Like iOS 16 bypasses CAPTCHAs on iPhone


iOS 16 lets you say goodbye to most CAPTCHAs! A new option allows iPhone users to prove they are not robots without answering the questionnaire.

A new feature of the iOS 16 update has been spotted by internet users of the Reddit social network. This option allows iPhone users to do this bypass the famous CAPTCHAswhich slow down web browsing.

Recall that CAPTCHAs (“ Fully automated public Turing test to distinguish between computers and humans “) allows a website or application to do so making sure a visitor is a human being rather than a computer bot. The process requires the identification of certain elements on a set of everyday images, such as traffic lights, stairs, cars, bicycles or boats.

Sometimes you have to recognize a set of letters instead. This task is critical for a human, but not for most computer programs. This challenge-response is one of the famous Turing proof that differentiate humans from computers. Nowadays, most of the websites are using it to protect themselves from malware.

iOS 16 shows websites that you are not a robot

To allow iPhones to skip this verification process, Apple uses “a private access token”. The Cupertino giant explained in detail how the option works at WWDC 2022, the annual conference dedicated to developers. On its website, Apple specifies for application developers:

“Private Access Tokens are a powerful alternative that helps you identify HTTP requests from legitimate devices and people without compromising their identity or personal information. We’ll show you how your app and server can leverage this tool to add trust to their your online transactions and preserve your privacy. “.

Concretely, iOS 16 relies on iCloud to check if the certificates stored on your iPhone and the associated Apple ID are in order. If so, the operating system will issue a private access token. With this token, the website server will be informed that “the customer was able to pass an attestation check”. Clearly, Apple acts as a trusted third party between the Internet user and the website.

Unsurprisingly, Apple’s system emphasizes privacy. As Apple points out, “The servers that receive the tokens can only verify their validity, but they cannot discover the identity of the clients or recognize the clients over time”. The whole process is encrypted. No information about your smartphone, account or browsing history filters.

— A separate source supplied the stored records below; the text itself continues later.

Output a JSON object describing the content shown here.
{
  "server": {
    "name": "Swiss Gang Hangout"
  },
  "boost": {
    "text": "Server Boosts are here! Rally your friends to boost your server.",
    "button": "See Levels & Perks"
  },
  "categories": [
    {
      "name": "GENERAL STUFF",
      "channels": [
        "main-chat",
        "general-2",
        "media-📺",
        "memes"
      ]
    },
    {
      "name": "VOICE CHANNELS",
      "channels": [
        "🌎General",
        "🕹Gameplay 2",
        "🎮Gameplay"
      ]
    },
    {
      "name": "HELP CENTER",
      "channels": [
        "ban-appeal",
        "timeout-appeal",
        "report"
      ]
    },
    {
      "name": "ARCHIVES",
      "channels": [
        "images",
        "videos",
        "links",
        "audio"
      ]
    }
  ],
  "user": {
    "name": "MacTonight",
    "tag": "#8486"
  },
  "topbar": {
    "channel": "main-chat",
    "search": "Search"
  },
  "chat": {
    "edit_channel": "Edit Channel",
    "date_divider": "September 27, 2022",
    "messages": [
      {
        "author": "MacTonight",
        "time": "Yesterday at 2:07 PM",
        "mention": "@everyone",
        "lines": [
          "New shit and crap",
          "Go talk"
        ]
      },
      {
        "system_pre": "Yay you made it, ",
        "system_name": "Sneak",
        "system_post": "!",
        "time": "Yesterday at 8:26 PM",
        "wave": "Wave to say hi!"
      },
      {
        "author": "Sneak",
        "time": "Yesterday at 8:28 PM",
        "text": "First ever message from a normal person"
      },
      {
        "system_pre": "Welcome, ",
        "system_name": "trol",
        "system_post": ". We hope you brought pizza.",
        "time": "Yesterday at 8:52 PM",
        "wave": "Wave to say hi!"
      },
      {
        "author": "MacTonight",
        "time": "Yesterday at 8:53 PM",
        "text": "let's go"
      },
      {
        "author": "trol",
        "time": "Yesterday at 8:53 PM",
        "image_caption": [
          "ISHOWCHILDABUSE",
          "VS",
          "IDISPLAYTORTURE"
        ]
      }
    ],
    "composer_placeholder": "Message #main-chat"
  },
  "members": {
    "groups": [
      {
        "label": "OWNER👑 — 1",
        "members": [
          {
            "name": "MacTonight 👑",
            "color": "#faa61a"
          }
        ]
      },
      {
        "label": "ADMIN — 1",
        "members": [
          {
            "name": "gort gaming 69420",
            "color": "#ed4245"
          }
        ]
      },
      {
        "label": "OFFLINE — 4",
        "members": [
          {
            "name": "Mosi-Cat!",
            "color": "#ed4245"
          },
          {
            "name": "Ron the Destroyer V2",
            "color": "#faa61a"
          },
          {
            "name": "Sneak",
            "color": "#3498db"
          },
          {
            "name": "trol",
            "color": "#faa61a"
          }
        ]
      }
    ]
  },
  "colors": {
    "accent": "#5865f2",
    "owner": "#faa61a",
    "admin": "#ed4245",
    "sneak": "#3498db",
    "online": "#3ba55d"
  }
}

Read also: iOS 16 will allow you to create a 3D floor plan of your interior by scanning it with your iPhone

How to bypass CAPTCHAs on iOS 16

ios 16 how to bypass captchas
© 01Net

If you have installed the beta version of iOS 16 on your iPhone, the Automatic verification is enabled by default. Note that the feature is also integrated into the macOS Ventura and iPadOS 16 update. We explain how to access it on your iPhone:

  • Open the app Settings
  • Press yours Apple ID (top of screen)
  • Enter Password and security
  • Check the box Automatic validation at the bottom of the interface

Popular services such as Quickly and Cloudflare they have already committed to support the workaround option developed by Apple. Both companies will automatically implement private tokens on all of their clients’ websites. Millions of applications and websites will support this new feature. In a blog post, Cloudflare also explains that all visitors “Using an iOS or macOS device will automatically start seeing fewer CAPTCHAs once your operating system is updated”.

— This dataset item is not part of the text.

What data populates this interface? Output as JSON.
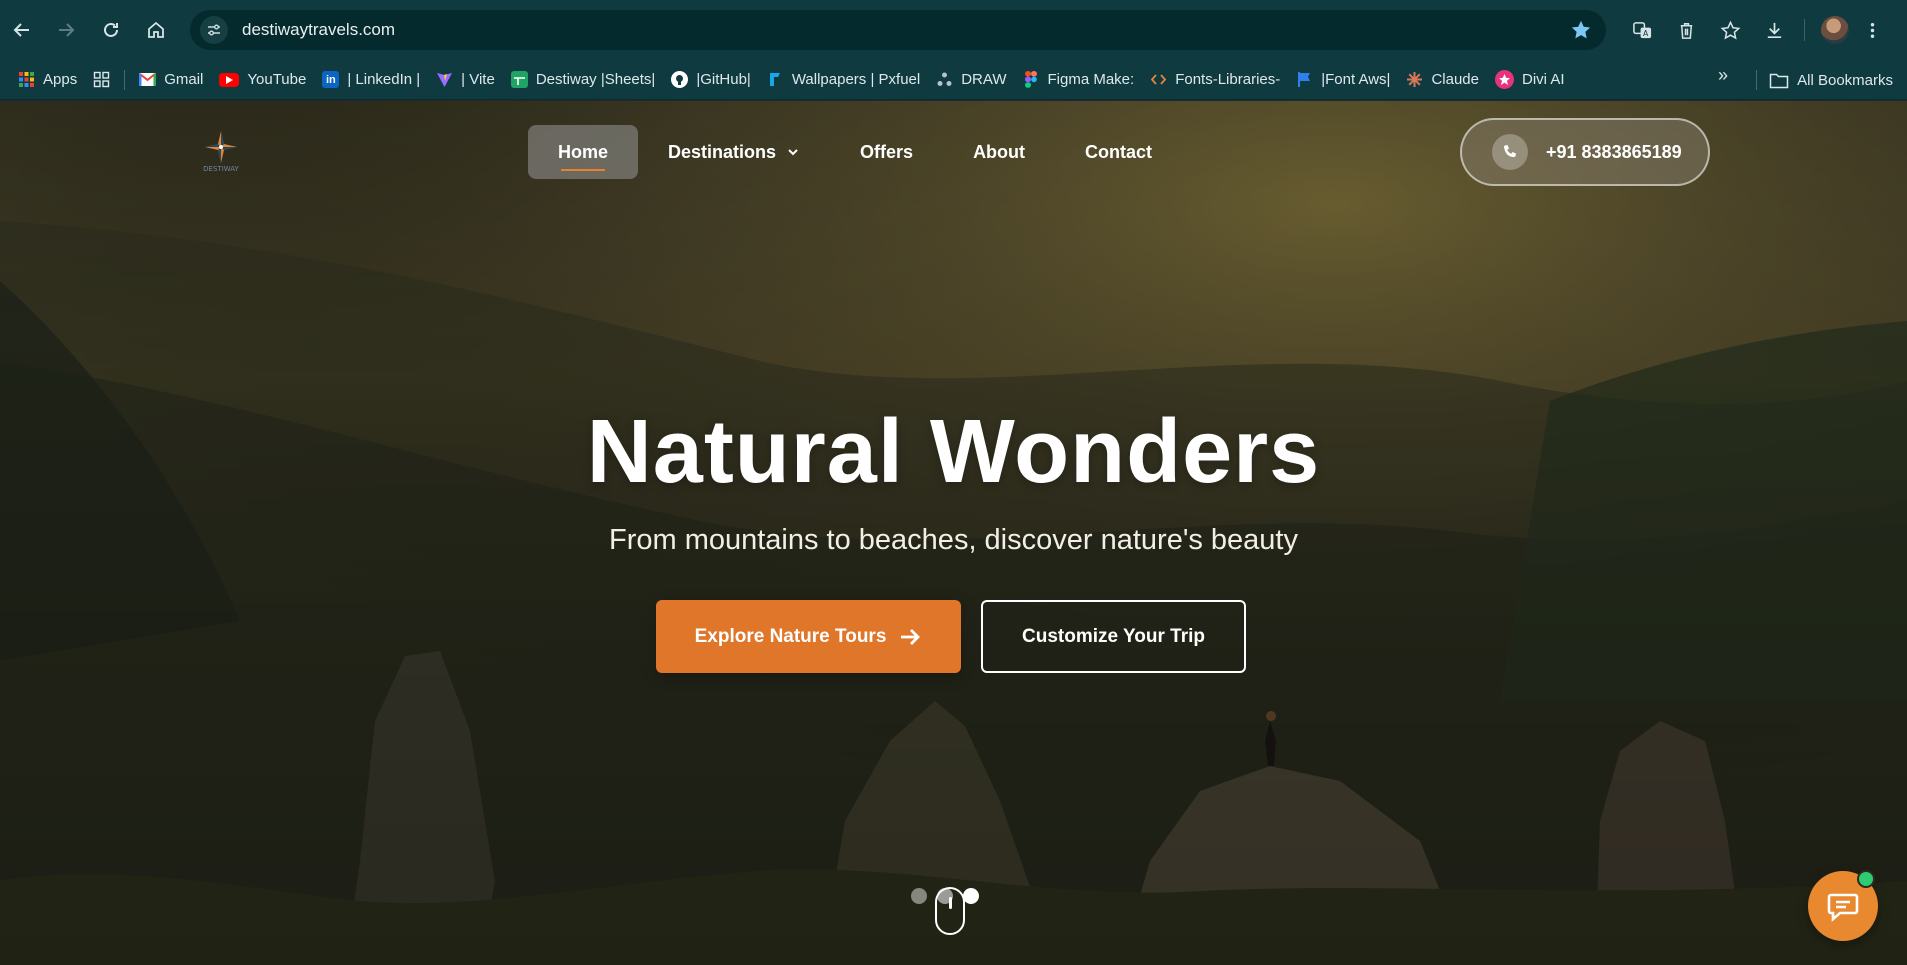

Companies are therefore ready for large-scale rollouts of iOS 16, macOS Ventura and iPadOS 16. For the record, Apple will distribute the final version of the updates over the next autumn.

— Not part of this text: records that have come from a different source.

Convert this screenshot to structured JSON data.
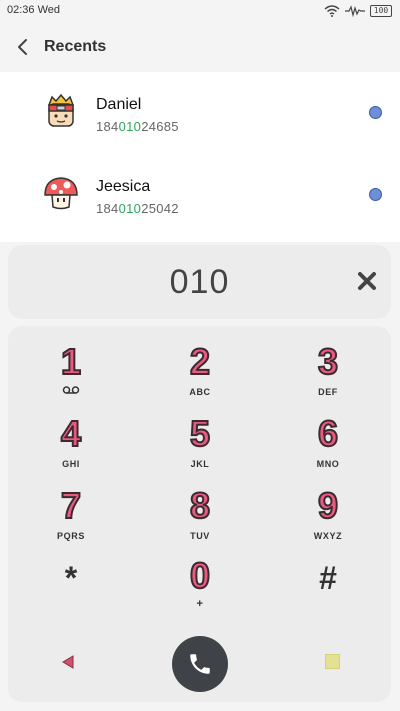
{
  "status_bar": {
    "time": "02:36 Wed",
    "battery": "100"
  },
  "header": {
    "title": "Recents"
  },
  "recents": [
    {
      "name": "Daniel",
      "number_prefix": "184",
      "number_match": "010",
      "number_suffix": "24685"
    },
    {
      "name": "Jeesica",
      "number_prefix": "184",
      "number_match": "010",
      "number_suffix": "25042"
    }
  ],
  "dialer": {
    "input": "010"
  },
  "keypad": [
    {
      "digit": "1",
      "letters": ""
    },
    {
      "digit": "2",
      "letters": "ABC"
    },
    {
      "digit": "3",
      "letters": "DEF"
    },
    {
      "digit": "4",
      "letters": "GHI"
    },
    {
      "digit": "5",
      "letters": "JKL"
    },
    {
      "digit": "6",
      "letters": "MNO"
    },
    {
      "digit": "7",
      "letters": "PQRS"
    },
    {
      "digit": "8",
      "letters": "TUV"
    },
    {
      "digit": "9",
      "letters": "WXYZ"
    },
    {
      "digit": "*",
      "letters": ""
    },
    {
      "digit": "0",
      "letters": "+"
    },
    {
      "digit": "#",
      "letters": ""
    }
  ],
  "colors": {
    "match_highlight": "#29a85a",
    "digit_fill": "#e95a7e",
    "call_button": "#3f4247",
    "dot": "#6d8fd8"
  }
}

Fastly and Cloudflare reveal it Google has also worked on the Privacy Pass protocolon which Apple’s private tokens are based. “We have worked with our friends at Apple, Cloudflare and Google to develop and standardize the technology behind private access tokens,” he says Quickly.

In fact, we can hope that an iteration of functionality will eventually work his voice on Android or other Google solutions in the years to come. For now, the protocol is already available on Chrome as an extension. Unfortunately, user feedback suggests the extension isn’t there yet.